Allow me to start off a bit contentiously: I do not believe in ‘self-initiation’; I think it is a contradiction in terms. There are, yes, two meanings of the verb word “initiate”. The first, relating to sundry matters, simply means “to cause to begin” and this is the definition used by many to justify the cacophonous pairing of the word with the prefix “self-“. The second, which is specific to group dynamics and of particular relevance to spiritual traditions, refers to a process by which one is brought into a group by another. With respect to spiritual traditions, I exclusively use the latter. There are a number of reasons for this and perhaps I’ll discuss the issue in more detail in a subsequent post (maybe “O” for “oxymoron”), but, in brief, one cannot induct oneself into an exclusive group.

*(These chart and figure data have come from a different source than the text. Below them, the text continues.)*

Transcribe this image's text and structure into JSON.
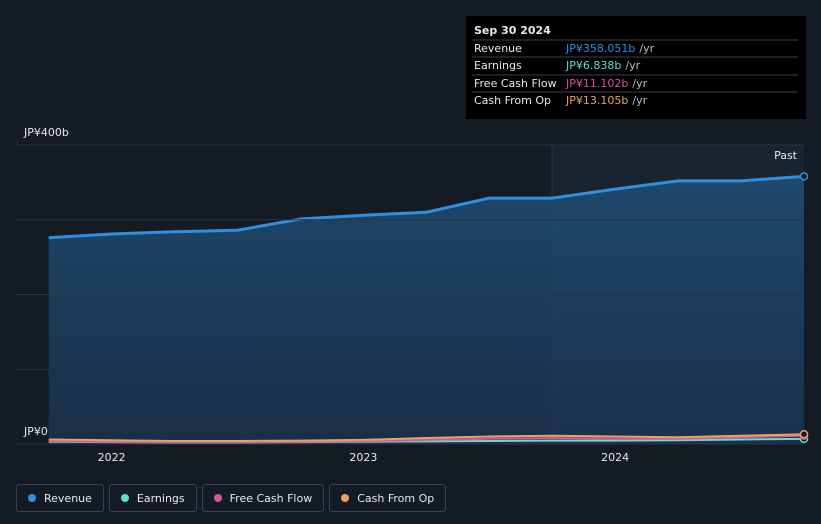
{
  "chart_data": {
    "type": "line",
    "x": [
      2021.75,
      2022.0,
      2022.25,
      2022.5,
      2022.75,
      2023.0,
      2023.25,
      2023.5,
      2023.75,
      2024.0,
      2024.25,
      2024.5,
      2024.75
    ],
    "series": [
      {
        "name": "Revenue",
        "color": "#2f8fe0",
        "values": [
          276,
          281,
          284,
          286,
          301,
          306,
          310,
          329,
          329,
          341,
          352,
          352,
          358.051
        ]
      },
      {
        "name": "Earnings",
        "color": "#5fe0c8",
        "values": [
          3,
          2.5,
          2,
          2,
          2.5,
          3,
          3.5,
          4,
          4.5,
          4.5,
          5,
          6,
          6.838
        ]
      },
      {
        "name": "Free Cash Flow",
        "color": "#d9559a",
        "values": [
          4,
          3,
          2.5,
          2.5,
          3,
          4,
          5.5,
          7,
          8,
          7,
          7,
          9,
          11.102
        ]
      },
      {
        "name": "Cash From Op",
        "color": "#e8a45b",
        "values": [
          6,
          5,
          4,
          4,
          4.5,
          5.5,
          8,
          10,
          11,
          10,
          9,
          11,
          13.105
        ]
      }
    ],
    "xlim": [
      2021.62,
      2024.75
    ],
    "xticks": [
      2022,
      2023,
      2024
    ],
    "ylim": [
      0,
      400
    ],
    "yticks": [
      {
        "value": 0,
        "label": "JP¥0"
      },
      {
        "value": 100,
        "label": null
      },
      {
        "value": 200,
        "label": null
      },
      {
        "value": 300,
        "label": null
      },
      {
        "value": 400,
        "label": "JP¥400b"
      }
    ],
    "grid": true,
    "past_label": "Past",
    "tooltip": {
      "date": "Sep 30 2024",
      "values": [
        "JP¥358.051b",
        "JP¥6.838b",
        "JP¥11.102b",
        "JP¥13.105b"
      ],
      "unit": "/yr"
    }
  }
}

One can certainly “cause to begin” a new, solitary spiritual journey but the use of the word “initiate” in this context seems to intentionally attempt to obfuscate and equate this use with the one that applied to group dynamics. Else, other more appropriately colloquial terms would be used to describe something that’s really rather common, i.e., the start of a new endeavor. For example, we don’t say “I have self-initiated myself into nursing studies.” No, we say, “I started to study nursing.” But, like I said, a topic for another week.

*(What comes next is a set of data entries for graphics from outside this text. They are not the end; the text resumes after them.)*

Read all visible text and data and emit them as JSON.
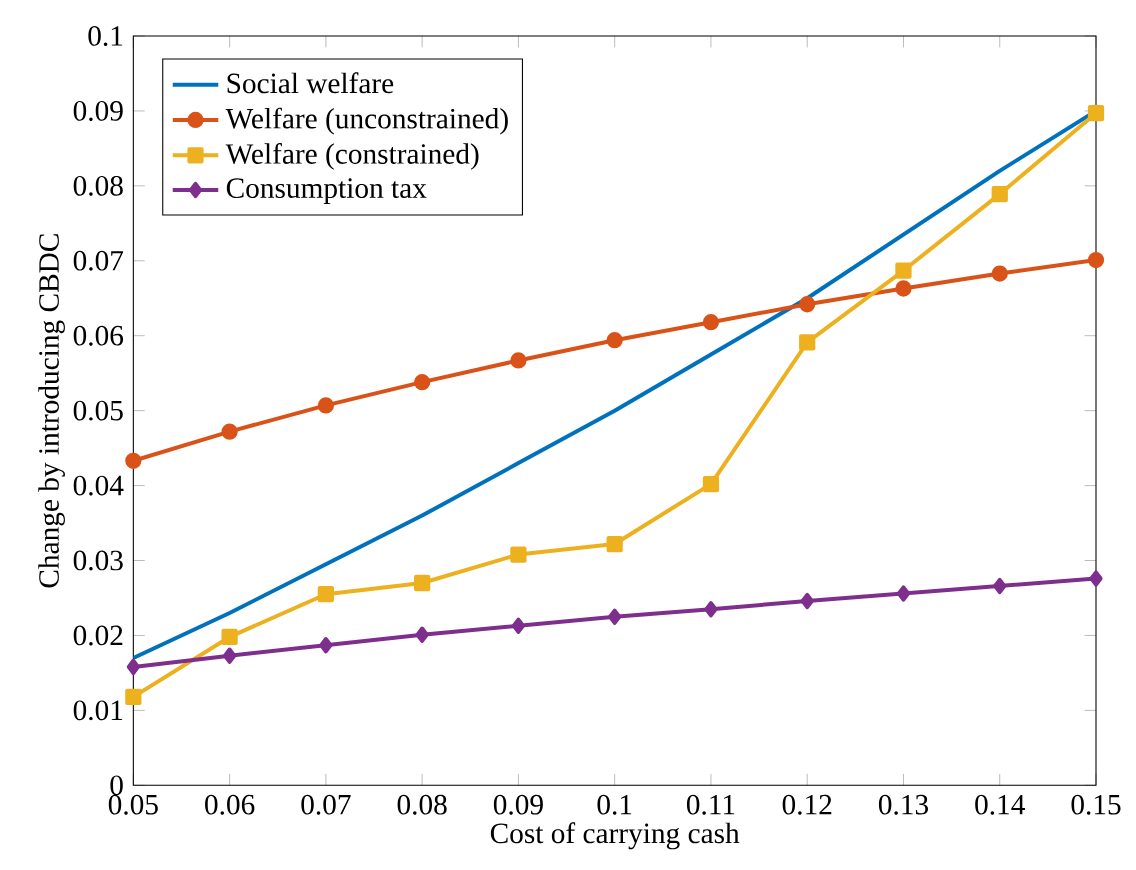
{
  "chart_data": {
    "type": "line",
    "xlabel": "Cost of carrying cash",
    "ylabel": "Change by introducing CBDC",
    "x": [
      0.05,
      0.06,
      0.07,
      0.08,
      0.09,
      0.1,
      0.11,
      0.12,
      0.13,
      0.14,
      0.15
    ],
    "series": [
      {
        "name": "Social welfare",
        "color": "#0072bd",
        "marker": "none",
        "values": [
          0.017,
          0.023,
          0.0295,
          0.036,
          0.043,
          0.05,
          0.0575,
          0.065,
          0.0735,
          0.082,
          0.09
        ]
      },
      {
        "name": "Welfare (unconstrained)",
        "color": "#d95319",
        "marker": "circle",
        "values": [
          0.0433,
          0.0472,
          0.0507,
          0.0538,
          0.0567,
          0.0594,
          0.0618,
          0.0642,
          0.0663,
          0.0683,
          0.0701
        ]
      },
      {
        "name": "Welfare (constrained)",
        "color": "#edb120",
        "marker": "square",
        "values": [
          0.0118,
          0.0198,
          0.0255,
          0.027,
          0.0308,
          0.0322,
          0.0402,
          0.0591,
          0.0687,
          0.0789,
          0.0897
        ]
      },
      {
        "name": "Consumption tax",
        "color": "#7e2f8e",
        "marker": "diamond",
        "values": [
          0.0158,
          0.0173,
          0.0187,
          0.0201,
          0.0213,
          0.0225,
          0.0235,
          0.0246,
          0.0256,
          0.0266,
          0.0276
        ]
      }
    ],
    "xlim": [
      0.05,
      0.15
    ],
    "xticks": [
      0.05,
      0.06,
      0.07,
      0.08,
      0.09,
      0.1,
      0.11,
      0.12,
      0.13,
      0.14,
      0.15
    ],
    "ylim": [
      0,
      0.1
    ],
    "yticks": [
      0,
      0.01,
      0.02,
      0.03,
      0.04,
      0.05,
      0.06,
      0.07,
      0.08,
      0.09,
      0.1
    ],
    "legend": "top left",
    "grid": false,
    "line_style": "solid"
  }
}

We often read great insights about the process of initiation, the types of initiation (e.g., spiritual, fraternal, vocational, etc), and the practical purposes or meanings of initiation (e.g., the ritualistic commemoration of a new phase). But we don’t read too much about the spiritual purposes or significance of it, of which there are a number and which I believe to be the primary motivations in many initiatory traditions before all other considerations like commemoration or recognition of progress and standing. So what are these primary spiritual purposes of initiation?

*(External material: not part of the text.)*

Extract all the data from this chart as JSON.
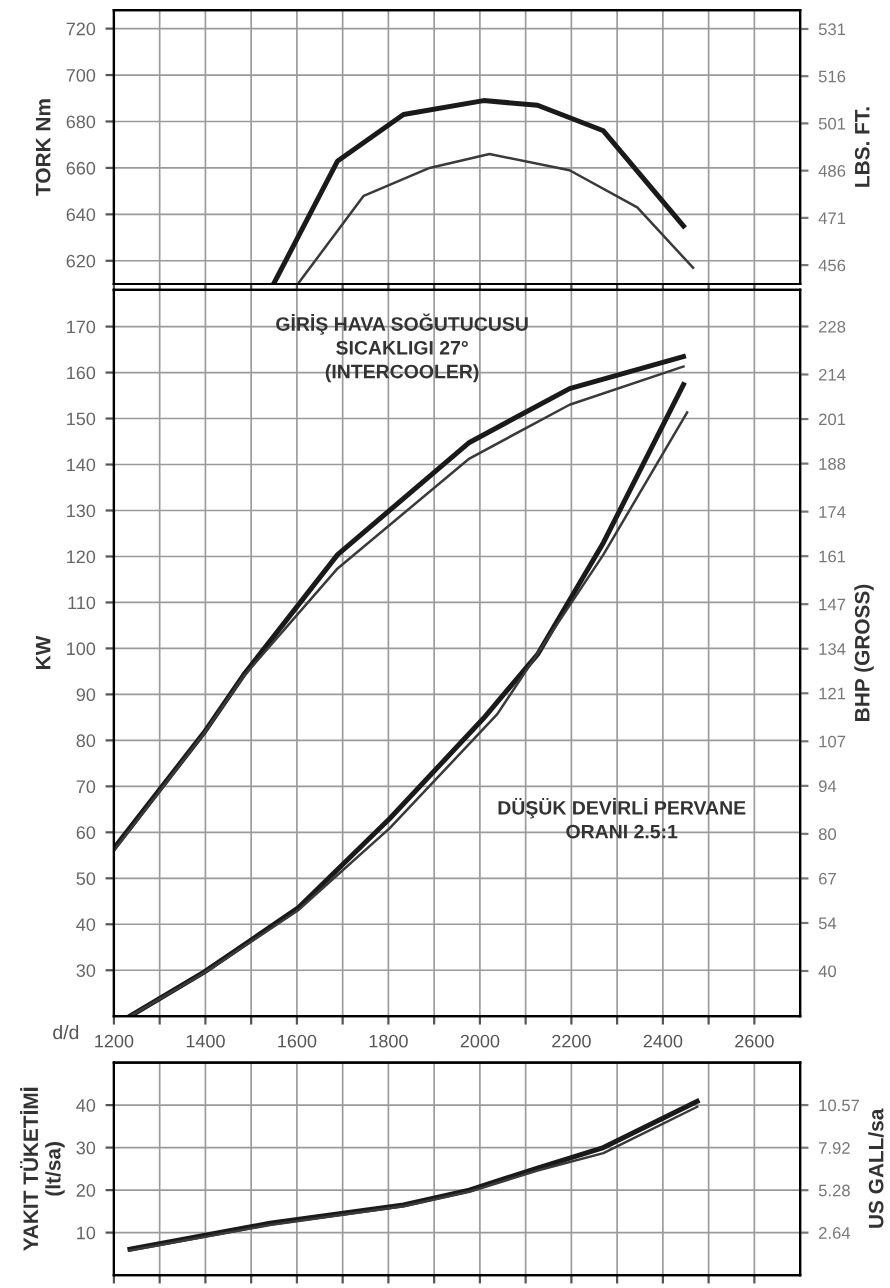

To Bond. Initiation connects and bonds (and binds) the initiate to their peers, their community, and their spirits and gods. The ritual act of initiation not only inducts the neophyte into the group as discussed above but forges and solidifies a very real spiritual bond between him-/her-self and his/her peers, community, and spirits/gods.
To Change. The initiation not only binds the newly-made initiate with the other parties but it then therefore must also change him/her. Oftentimes, the change is not only spiritual but mental, emotional, and even physical (as in a change in the physical universe [e.g., job change, marriage, divorce, etc.] not like growing a literal third eye)!
To Reveal. In many initiatory traditions, the non-initiate is kept at an appropriate distance. It might be to protect the mystery of the tradition or to protect the non-initiate, him-/her-self. Secrets are passed and knowledge is given, both of which are a form of power in their own right, which brings me to my final purpose of initiation.
To Empower. In addition to being bound together, the initiate is also empowered by the tradition, peers, and spirits/gods. Whether one is empowered as a priest(ess), a non-clerical initiate, a witch, etc., the ritual will have granted the new member powers or abilities not previously retained.
To bond, change, reveal, and empower: these are, in my opinion, the primary and most important purposes or functions of initiation and ones that I also personally find to be the most meaningful.